Photo: flickr/dominique cappronnier

The Canadian Labour Congress Convention happens only once every three years. It is a rare opportunity for the house of labour to find itself together under one roof.

The CLC Convention kicks off today in Montreal and this year may be one of the most memorable yet. Here are four reasons to keep your eye on the Montreal Convention Centre this week.

 

 

1. Defeating the Conservative agenda will be front and centre

Internally, it is reasonable to expect that labour will always have differences. But the movement as a whole will unify against Conservatives as quickly as Jason Kenney can write a tweet that gets him trouble.

This convention just happens to come the week after Ontario's NDP triggered an election. No unionist wants to see Tim Hudak get into office, despite the fact that he rescinded his position on right-to-work legislation.

Also, the national executive board elected at this convention will be in place during the federal election in 2015. Ensuring Harper doesn't cruise to another majority is going to be a key issue for any labour activist with a pulse.  Defeating Harper will require the development of a strategy to educate people on the issues, get them out to the voting booths, and to counter Conservative voter suppression techniques.

 

2. Young people will take centre stage

The plight of young people has become a key issue for the labour movement and many unions are addressing this issue internally, recognizing the fact that they need to engage the Girls generation if they want to stop the decline in union density.

It is a work in progress. Unifor has pushed their community chapters as an option for precarious and young workers and ended their founding convention with a free concert featuring the band Stars. And CUPE has been at the forefront of news over the past year when it comes to young workers -- starting with a young candidate who ran against Paul Moist at their national convention, and generating much discussion.

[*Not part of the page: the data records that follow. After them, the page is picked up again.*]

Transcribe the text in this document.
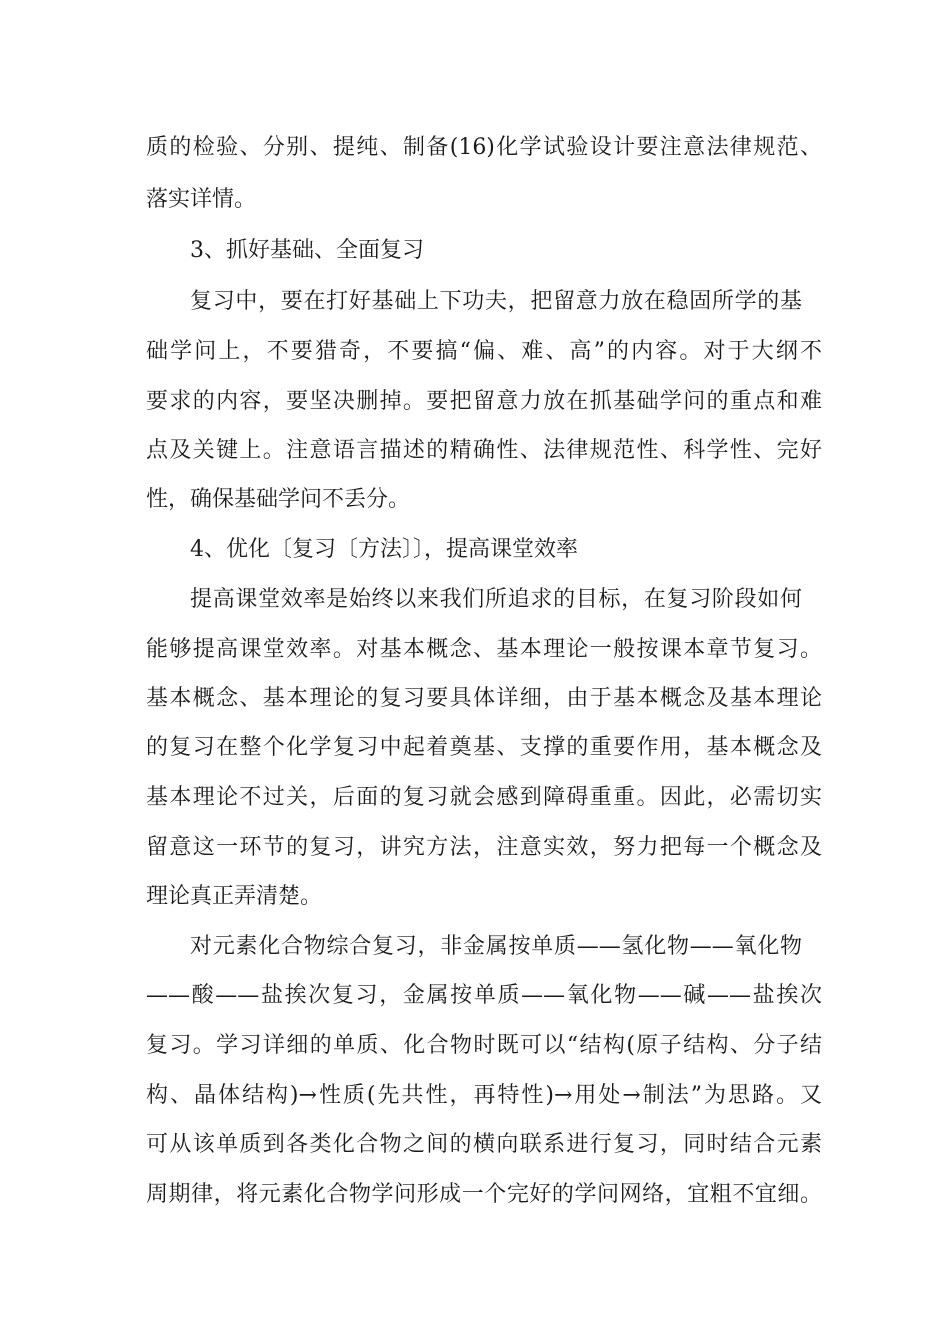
质的检验、分别、提纯、制备(16)化学试验设计要注意法律规范、
落实详情。
3、抓好基础、全面复习
复习中，要在打好基础上下功夫，把留意力放在稳固所学的基
础学问上，不要猎奇，不要搞“偏、难、高”的内容。对于大纲不
要求的内容，要坚决删掉。要把留意力放在抓基础学问的重点和难
点及关键上。注意语言描述的精确性、法律规范性、科学性、完好
性，确保基础学问不丢分。
4、优化〔复习〔方法〕〕，提高课堂效率
提高课堂效率是始终以来我们所追求的目标，在复习阶段如何
能够提高课堂效率。对基本概念、基本理论一般按课本章节复习。
基本概念、基本理论的复习要具体详细，由于基本概念及基本理论
的复习在整个化学复习中起着奠基、支撑的重要作用，基本概念及
基本理论不过关，后面的复习就会感到障碍重重。因此，必需切实
留意这一环节的复习，讲究方法，注意实效，努力把每一个概念及
理论真正弄清楚。
对元素化合物综合复习，非金属按单质——氢化物——氧化物
——酸——盐挨次复习，金属按单质——氧化物——碱——盐挨次
复习。学习详细的单质、化合物时既可以“结构(原子结构、分子结
构、晶体结构)→性质(先共性，再特性)→用处→制法”为思路。又
可从该单质到各类化合物之间的横向联系进行复习，同时结合元素
周期律，将元素化合物学问形成一个完好的学问网络，宜粗不宜细。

So it should not be a surprise if the younger crowd ensures they're part of the agenda by stepping up to the mic and through their votes for the next president.

 

3. A tough race for the presidency

Election season is heating up in the house of labour. Ken Georgetti, who has run unopposed since 2005, faces two opponents who haven't been pulling any punches in their campaigns.

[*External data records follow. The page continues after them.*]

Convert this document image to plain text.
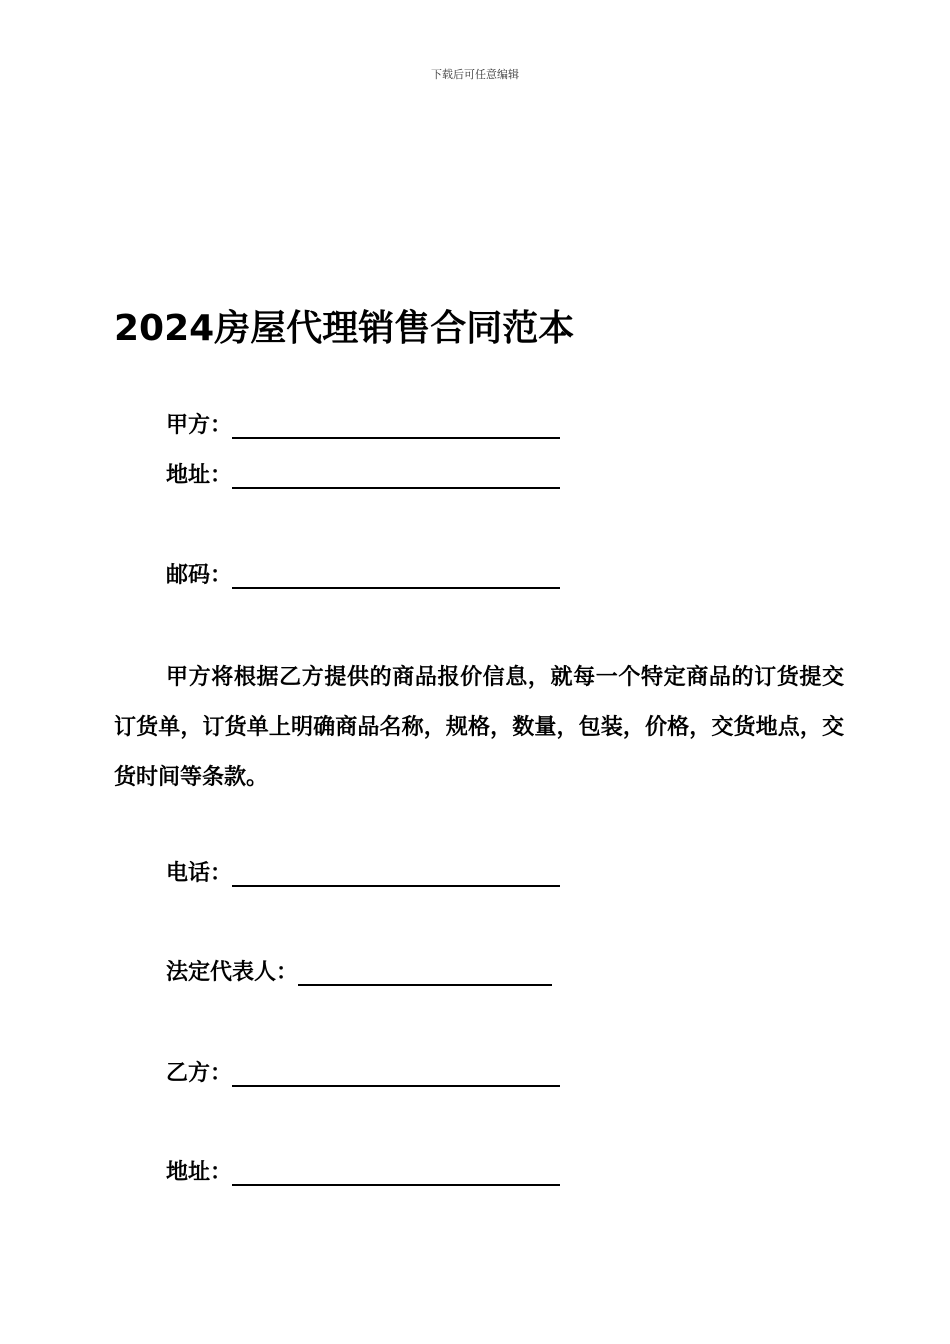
下载后可任意编辑
2024房屋代理销售合同范本
甲方：
地址：
邮码：
甲方将根据乙方提供的商品报价信息，就每一个特定商品的订货提交订货单，订货单上明确商品名称，规格，数量，包装，价格，交货地点，交货时间等条款。
电话：
法定代表人：
乙方：
地址：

An open letter from current CLC Executive Vice-President Marie Clarke Walker alleging abuse is unprecedented and noteworthy. It will be interesting to see what impact this has on the election, which this week.

 

4. A new direction for the labour movement

The one thing all three of the presidential candidates agree on is this: the 2014 CLC Convention comes at a watershed moment for the labour movement.

Union density is declining. The public image of unions is being warped by the corporate and conservative agenda.

The next president must be ready to take on these challenges, both internally and in the broader community.